Sydney needs an additional 817,000 jobs by 2036, but planning experts are concerned that a city focused on residential developments has overlooked where everyone is going to work.
The Greater Sydney Commission’s District Plans released on Monday anticipate an extra 32,000 jobs will be located around the new second airport at Badgerys Creek, in the western suburbs, and there will be a continued concentration of jobs in the CBD and the other satellite centre of Parramatta, also in the city’s west.
But Sydney’s preoccupation with building residential highrises is counter-productive for a city needing to grow jobs at such a fast rate, Tract Consultants senior town planner Georgia Sedgmen said. The latest jobs estimate is up from a previous projection of 689,000.
“Commercial land is less desirable at the moment than residential for developers … It’s a problem and attention needs to be paid to where we’ll put a phenomenal amount of jobs,” she said.

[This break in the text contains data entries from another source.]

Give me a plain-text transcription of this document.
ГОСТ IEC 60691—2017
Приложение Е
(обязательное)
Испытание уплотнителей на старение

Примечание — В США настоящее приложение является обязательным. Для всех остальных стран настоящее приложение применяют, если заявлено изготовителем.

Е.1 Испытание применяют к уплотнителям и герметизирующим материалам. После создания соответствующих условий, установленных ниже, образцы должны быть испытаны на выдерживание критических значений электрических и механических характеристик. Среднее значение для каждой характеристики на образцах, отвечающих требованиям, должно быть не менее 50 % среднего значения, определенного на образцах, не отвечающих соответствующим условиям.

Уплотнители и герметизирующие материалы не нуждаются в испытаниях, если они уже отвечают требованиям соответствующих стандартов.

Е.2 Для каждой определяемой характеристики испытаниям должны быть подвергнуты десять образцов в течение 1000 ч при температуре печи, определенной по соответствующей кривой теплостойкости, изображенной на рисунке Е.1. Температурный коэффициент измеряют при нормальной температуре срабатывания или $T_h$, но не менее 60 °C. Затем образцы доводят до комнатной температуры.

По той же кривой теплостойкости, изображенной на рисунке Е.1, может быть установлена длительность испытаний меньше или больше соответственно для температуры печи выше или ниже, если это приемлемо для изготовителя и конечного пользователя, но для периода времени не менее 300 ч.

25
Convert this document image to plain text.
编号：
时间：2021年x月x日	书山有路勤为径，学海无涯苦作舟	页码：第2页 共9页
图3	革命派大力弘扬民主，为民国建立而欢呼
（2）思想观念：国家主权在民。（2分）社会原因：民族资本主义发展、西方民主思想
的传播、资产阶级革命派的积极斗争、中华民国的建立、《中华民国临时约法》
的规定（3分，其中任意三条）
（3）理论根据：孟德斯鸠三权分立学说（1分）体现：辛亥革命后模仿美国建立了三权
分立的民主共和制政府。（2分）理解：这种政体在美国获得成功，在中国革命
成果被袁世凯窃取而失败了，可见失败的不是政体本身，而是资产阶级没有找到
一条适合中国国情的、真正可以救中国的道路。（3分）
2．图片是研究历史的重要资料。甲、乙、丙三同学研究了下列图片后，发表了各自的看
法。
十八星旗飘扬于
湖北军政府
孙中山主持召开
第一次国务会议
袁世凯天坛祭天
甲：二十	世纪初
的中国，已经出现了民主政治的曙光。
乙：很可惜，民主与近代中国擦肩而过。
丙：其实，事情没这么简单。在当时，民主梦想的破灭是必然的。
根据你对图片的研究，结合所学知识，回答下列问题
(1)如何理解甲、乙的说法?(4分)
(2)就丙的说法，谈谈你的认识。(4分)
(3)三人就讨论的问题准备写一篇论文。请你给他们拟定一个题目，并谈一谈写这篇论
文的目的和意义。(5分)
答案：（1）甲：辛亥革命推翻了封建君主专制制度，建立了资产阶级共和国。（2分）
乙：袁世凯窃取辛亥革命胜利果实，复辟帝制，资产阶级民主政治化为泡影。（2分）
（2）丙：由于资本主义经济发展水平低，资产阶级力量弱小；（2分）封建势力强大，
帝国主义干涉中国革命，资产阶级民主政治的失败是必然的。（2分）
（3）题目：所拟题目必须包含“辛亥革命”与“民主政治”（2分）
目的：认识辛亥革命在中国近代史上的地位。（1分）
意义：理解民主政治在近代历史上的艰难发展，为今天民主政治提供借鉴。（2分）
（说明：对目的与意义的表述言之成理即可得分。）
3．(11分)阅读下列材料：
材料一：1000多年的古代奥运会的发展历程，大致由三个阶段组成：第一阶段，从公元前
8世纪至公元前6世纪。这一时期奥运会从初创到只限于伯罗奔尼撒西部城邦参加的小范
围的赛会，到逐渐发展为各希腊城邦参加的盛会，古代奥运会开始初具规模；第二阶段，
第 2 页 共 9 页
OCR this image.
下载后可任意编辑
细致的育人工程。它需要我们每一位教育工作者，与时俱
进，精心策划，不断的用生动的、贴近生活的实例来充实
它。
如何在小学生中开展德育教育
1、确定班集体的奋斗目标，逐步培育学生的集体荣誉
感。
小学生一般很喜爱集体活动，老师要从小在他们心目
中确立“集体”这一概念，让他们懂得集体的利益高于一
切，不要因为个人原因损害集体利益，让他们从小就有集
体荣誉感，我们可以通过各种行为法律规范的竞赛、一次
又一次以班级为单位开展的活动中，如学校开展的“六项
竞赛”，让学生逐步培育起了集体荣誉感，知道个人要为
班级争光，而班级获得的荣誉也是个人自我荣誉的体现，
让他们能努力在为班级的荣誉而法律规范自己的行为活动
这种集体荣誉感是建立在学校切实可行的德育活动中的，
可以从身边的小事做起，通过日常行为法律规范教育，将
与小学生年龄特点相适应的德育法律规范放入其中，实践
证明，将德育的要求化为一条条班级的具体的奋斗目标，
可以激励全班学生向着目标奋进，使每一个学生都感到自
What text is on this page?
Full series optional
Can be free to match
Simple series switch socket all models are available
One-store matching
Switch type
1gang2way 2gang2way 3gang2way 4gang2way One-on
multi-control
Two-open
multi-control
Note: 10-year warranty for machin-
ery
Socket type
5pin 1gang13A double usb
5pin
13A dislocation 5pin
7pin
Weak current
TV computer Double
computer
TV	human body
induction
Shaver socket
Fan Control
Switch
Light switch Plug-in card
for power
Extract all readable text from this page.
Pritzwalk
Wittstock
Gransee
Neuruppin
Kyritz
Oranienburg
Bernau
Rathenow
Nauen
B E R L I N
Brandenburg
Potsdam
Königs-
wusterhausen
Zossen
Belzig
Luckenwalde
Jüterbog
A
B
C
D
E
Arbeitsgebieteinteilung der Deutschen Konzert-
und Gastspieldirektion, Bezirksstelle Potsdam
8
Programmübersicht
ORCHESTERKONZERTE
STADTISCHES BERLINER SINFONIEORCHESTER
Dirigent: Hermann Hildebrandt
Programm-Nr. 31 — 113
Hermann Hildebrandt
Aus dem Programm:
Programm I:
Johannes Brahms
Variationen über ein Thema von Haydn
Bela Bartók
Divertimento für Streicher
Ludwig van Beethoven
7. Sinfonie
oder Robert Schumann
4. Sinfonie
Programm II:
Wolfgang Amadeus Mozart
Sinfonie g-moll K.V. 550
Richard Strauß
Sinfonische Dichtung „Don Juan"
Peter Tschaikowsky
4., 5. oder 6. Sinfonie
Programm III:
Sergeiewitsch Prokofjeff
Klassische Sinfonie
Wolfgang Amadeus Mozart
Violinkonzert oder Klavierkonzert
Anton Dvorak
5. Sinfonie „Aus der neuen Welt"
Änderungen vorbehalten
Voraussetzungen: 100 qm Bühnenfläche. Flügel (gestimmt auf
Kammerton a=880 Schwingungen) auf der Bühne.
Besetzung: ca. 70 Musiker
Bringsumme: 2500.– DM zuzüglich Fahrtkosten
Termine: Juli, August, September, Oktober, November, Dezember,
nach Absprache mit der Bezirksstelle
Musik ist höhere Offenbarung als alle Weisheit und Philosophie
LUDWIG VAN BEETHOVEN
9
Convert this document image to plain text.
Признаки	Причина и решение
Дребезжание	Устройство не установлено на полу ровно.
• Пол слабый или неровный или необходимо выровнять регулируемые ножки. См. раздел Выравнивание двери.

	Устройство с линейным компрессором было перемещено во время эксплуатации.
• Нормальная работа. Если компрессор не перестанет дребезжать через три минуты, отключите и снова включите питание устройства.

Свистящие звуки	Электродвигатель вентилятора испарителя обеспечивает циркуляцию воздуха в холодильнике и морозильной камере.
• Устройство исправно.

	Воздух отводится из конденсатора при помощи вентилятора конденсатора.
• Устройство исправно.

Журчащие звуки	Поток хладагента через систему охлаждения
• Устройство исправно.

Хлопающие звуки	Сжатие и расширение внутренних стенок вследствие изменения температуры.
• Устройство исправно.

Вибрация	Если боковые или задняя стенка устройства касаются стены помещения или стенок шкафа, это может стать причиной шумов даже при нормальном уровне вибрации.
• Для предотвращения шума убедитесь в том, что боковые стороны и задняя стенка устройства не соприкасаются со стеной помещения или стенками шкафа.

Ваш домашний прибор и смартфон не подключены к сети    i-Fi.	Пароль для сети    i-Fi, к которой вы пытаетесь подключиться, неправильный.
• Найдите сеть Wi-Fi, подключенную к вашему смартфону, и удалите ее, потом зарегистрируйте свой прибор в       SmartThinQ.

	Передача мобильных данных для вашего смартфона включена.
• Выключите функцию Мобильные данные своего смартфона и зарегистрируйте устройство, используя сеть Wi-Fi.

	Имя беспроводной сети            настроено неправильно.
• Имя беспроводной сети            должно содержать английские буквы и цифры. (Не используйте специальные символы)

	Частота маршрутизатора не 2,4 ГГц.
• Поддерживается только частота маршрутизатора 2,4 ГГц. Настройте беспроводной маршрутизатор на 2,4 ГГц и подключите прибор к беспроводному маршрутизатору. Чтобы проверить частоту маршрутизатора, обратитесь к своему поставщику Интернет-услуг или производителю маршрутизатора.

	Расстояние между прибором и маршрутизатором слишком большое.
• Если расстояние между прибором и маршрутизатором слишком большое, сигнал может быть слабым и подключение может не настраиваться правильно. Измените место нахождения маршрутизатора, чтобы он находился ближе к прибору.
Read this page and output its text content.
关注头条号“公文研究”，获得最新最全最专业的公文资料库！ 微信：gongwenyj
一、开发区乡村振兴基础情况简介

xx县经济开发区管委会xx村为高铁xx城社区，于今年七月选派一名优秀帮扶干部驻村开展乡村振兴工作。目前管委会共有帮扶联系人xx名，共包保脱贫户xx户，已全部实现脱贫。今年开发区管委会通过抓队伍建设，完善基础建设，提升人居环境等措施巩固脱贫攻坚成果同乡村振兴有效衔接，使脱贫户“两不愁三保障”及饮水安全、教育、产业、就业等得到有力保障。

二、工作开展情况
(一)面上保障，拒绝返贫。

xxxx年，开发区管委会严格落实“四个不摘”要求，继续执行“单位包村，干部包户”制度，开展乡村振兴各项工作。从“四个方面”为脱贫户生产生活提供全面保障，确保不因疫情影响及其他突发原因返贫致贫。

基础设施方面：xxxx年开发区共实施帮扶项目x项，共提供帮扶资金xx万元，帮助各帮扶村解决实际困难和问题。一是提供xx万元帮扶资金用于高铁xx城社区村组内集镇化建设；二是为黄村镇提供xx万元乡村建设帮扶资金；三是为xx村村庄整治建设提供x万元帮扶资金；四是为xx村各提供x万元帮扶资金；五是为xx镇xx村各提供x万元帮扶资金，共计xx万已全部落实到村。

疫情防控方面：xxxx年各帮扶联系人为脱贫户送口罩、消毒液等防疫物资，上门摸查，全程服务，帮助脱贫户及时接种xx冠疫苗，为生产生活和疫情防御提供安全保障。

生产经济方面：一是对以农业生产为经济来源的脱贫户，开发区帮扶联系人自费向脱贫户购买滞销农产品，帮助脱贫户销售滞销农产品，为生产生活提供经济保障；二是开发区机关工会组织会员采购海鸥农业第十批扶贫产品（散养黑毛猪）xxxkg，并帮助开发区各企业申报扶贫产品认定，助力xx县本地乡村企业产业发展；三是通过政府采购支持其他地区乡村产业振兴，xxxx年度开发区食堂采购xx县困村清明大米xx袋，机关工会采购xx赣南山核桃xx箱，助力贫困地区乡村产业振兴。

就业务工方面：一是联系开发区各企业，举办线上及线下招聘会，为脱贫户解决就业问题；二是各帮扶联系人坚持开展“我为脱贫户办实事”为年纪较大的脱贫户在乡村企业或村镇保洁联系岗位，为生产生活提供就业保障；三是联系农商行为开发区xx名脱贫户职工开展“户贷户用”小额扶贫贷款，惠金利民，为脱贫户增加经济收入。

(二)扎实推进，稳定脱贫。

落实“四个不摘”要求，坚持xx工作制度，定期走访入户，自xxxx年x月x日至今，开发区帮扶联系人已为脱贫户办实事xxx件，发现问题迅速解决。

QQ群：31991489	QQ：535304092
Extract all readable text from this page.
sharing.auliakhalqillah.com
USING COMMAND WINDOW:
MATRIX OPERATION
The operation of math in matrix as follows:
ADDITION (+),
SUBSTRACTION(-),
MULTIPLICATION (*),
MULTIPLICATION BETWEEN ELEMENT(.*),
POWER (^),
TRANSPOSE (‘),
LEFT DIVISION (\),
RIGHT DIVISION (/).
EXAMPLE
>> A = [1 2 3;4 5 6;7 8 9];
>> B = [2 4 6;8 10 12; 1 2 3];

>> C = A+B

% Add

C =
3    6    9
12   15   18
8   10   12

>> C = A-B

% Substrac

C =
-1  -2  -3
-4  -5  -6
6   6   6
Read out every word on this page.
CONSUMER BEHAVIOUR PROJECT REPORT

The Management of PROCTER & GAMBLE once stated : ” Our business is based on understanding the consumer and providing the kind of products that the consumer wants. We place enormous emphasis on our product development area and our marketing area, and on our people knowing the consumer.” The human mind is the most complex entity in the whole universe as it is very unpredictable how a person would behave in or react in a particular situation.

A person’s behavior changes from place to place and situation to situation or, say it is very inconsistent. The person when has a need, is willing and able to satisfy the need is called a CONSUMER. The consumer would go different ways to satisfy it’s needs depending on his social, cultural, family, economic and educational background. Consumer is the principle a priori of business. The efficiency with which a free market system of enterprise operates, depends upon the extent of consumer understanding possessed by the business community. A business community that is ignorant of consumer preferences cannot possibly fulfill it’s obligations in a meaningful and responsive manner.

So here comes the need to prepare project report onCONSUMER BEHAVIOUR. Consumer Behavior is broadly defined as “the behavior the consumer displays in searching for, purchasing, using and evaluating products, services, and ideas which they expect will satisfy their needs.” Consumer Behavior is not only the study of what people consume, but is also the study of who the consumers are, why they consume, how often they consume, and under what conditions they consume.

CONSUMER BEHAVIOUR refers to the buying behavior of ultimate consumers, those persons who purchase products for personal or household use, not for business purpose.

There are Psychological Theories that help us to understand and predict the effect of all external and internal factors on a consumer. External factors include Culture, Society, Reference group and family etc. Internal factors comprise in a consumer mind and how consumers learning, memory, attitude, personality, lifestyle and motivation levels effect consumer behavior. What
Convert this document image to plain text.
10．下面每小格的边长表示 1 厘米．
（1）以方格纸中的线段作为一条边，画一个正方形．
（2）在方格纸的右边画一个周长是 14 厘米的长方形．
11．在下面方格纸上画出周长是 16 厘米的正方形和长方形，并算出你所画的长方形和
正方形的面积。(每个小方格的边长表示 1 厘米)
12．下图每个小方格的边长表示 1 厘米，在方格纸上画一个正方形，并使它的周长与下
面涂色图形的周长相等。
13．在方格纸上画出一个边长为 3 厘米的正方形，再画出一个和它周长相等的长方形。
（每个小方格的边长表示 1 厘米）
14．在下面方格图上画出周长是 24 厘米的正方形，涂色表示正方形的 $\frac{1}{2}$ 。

There has been a shift in Sydney to land zoned B4 – a ‘mixed use’ zoning that aims to provide both residential and commercial property. Often, developers provide a modest amount of retail on the ground floor “underneath a tower of residential properties … it’s not properly mixed use,” she said.
Without more attention given to what the right mix is in ‘mixed use’ developments, she warned “the only way to preserve land for future jobs is the B3 zoning”.
This stricter zoning is specifically ‘commercial core’ and does not allow residential homes to be built. The requirement for what can specifically be allowed in each zoning is determined by individual councils’ local environmental plans.
A proposed 43-storey building in Parramatta will have a mixture of apartments, offices and shops, but others won’t have enough of a mix, some planners say. Image: Supplied
Property Council NSW executive director Jane Fitzgerald said commercial development “is important if Sydney wants to compete with cities such as Singapore, Hong Kong and Melbourne”.
“The fact is that sometimes strategic planning at a local level is absent or lacking teeth and this means that zoning and planning can occur in a piecemeal approach rather than with a forward thinking, strong vision,” she said.
In particular, she pointed to a “worrying” situation in Parramatta and the CBD with some of the lowest office vacancy rates. Parramatta has the lowest office vacancy rate in 16 years and “no A-grade stock available”.
The District Plans noted research from the Department of Planning and Environment showing “there is a lack of new premium commercial supply in Parramatta City and strong pressure for residential development in the commercial core.”
A City of Parramatta spokesman said the council had identified the lack of commercial zoning and the heavy development of residential real estate in B4 zones as a “potential issue”.
“Experience has shown that while B4 zoning permits commercial uses, the predominant use is residential, usually in the form of apartment buildings,” the spokesman said.
“The approach taken by Council in its draft planning proposal for the Parramatta CBD is to increase the area of land zoned B3, require a minimum amount of commercial space be included within new buildings in the B4 zone, and prohibit serviced apartments in new buildings in the B3 zone.”
Rents for Sydney-wide office space jumped 19.7 per cent in the 12 months to September. In some cases, tenants pay in excess of $1200 a square metre for prime office space.
Melbourne has also been tackling the issue of maintaining the city’s commercial core and have moved to allow developers to build taller apartment towers in the CBD as long as they provide “public amenities”.
But Colliers International national director of consultancy Andrew Graham said forcing a higher commercial percentage onto Sydney’s developers could restrict development feasibility.
“The real focus needs to be on higher density around transport nodes and also closer to large worker catchments in order to reduce travel times and congestion. Increased density in key locations and good public transport infrastructure are critical.”
And Chris Johnson, chief executive of the developer lobby group Urban Taskforce, warned commercial-only cores too often ended up with “not much happening there at all” in terms of development.
“You can’t zone something commercial and expect the jobs to move there. The best way to get jobs is to make [an area] more cosmopolitan and to get people living in them,” he said.